Publié le mardi 26 septembre 2017
Il est fréquent et même recommandé de demander à un client le versement d’une avance – au moins 10% – lorsque la commande est importante. Mais attention à bien définir la nature de cette avance ! Selon qu’il s’agit d’un acompte ou d’arrhes, les conditions de remboursement ou d’annulation de la commande diffèrent.

Le versement d’arrhes

Si vos devis ou vos factures ne précisent pas la nature de l’avance qui est demandée, la loi considère automatiquement qu’il s’agit d’arrhes.

Du point de vue du client, les arrhes constituent la formule la moins contraignante : même après les avoir versées, l’acheteur reste en effet libre de renoncer finalement à l’exécution du contrat et n’a donc pas à verser le reste de la somme due au professionnel. Seule contrainte, et de taille : le client n’a alors aucune possibilité de récupérer la somme déjà versée, sauf geste commercial du vendeur ! C’est la raison pour laquelle cette forme d’avance est très répandue dans certains secteurs d’activité soumis à une forte volatilité des clients, comme l’hôtellerie par exemple.

Le vendeur, quant à lui, n’a pas la même liberté.
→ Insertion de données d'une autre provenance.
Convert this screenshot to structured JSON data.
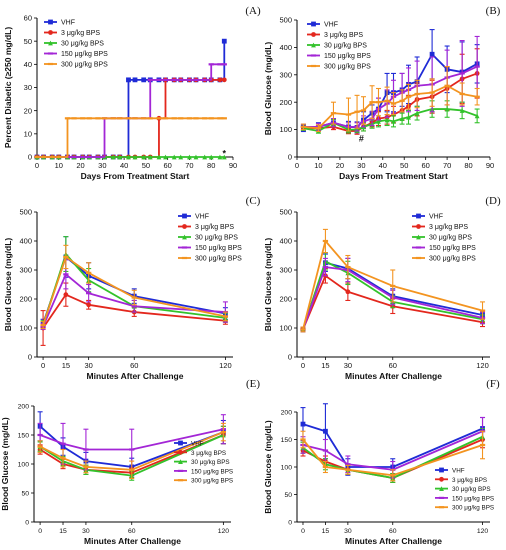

S’il renonce finalement à livrer le client ou à honorer la commande, il s’expose à lui rembourser le double des arrhes qui ont déjà été versées, en vertu de l’article 1590 du code civil ! Mieux vaut donc ne jamais accepter d’arrhes de la part d’un client si vous n’êtes pas entièrement sûr de pouvoir le livrer.

Le versement d’un acompte

Aux yeux de la loi, le versement d’un « acompte » manifeste de façon ferme et définitive l’engagement de l’acheteur et du vendeur. Dès lors, aucun des deux ne plus se désister par la suite. La seule exception concerne les ventes à distance (par correspondance, sur Internet…) et les ventes à crédit (souscription d’un crédit à la consommation pour acheter un bien spécifique) : dans une telle situation, la loi accorde au client un délai de rétractation de 14 jours.

Le professionnel est lui aussi lié dès la réception d’un acompte : il devra fournir l’intégralité de la prestation quoi qu’il arrive.

Le non-respect du contrat, après versement d’un acompte, doit donner lieu au paiement d’une indemnité par la partie défaillante à la partie lésée. Cette indemnité sera déterminée à l’amiable ou, à défaut, devant le tribunal. Qu’il s’agisse du vendeur ou de l’acheteur, celui qui ne respecte pas ses obligations et se rétracte de façon unilatérale peut en effet être condamné au paiement de dommages et intérêts en faveur de la partie adverse, en plus du remboursement de l’acompte lui-même.

Solliciter un remboursement

Lorsqu’un professionnel refuse de rembourser un acompte ou de verser le double des arrhes à un client lésé, ce dernier est susceptible d’entamer une procédure de demande de remboursement. Le client doit tout d’abord lui adresser une mise en demeure officielle par courrier recommandé avec accusé de réception. A défaut de réaction du professionnel fautif dans un délai d’un mois, le client peut alors saisir la juridiction civile compétente via une procédure en « injonction de payer ».

Arrhes, acompte : quelques conseils pour les professionnels

Quel que soit votre secteur d’activité et votre mode de facturation, il est essentiel de bien définir la nature d’une avance versée par le client. Il est souvent utile par ailleurs de soigner la rédaction de la clause de résiliation du contrat, pour vous couvrir en cas de défaillance du client.

Des difficultés pratiques sont toujours susceptibles d’émerger et de vous mettre en difficulté pour honorer une commande. Si cela se produit, faites le maximum pour trouver une issue amiable avec le client. Il est possible par exemple de lui proposer un geste commercial sous la forme d’un avoir supplémentaire, à valoir sur votre catalogue.


Il était une fois 150 000 dirigeants de TPE/PME heureux !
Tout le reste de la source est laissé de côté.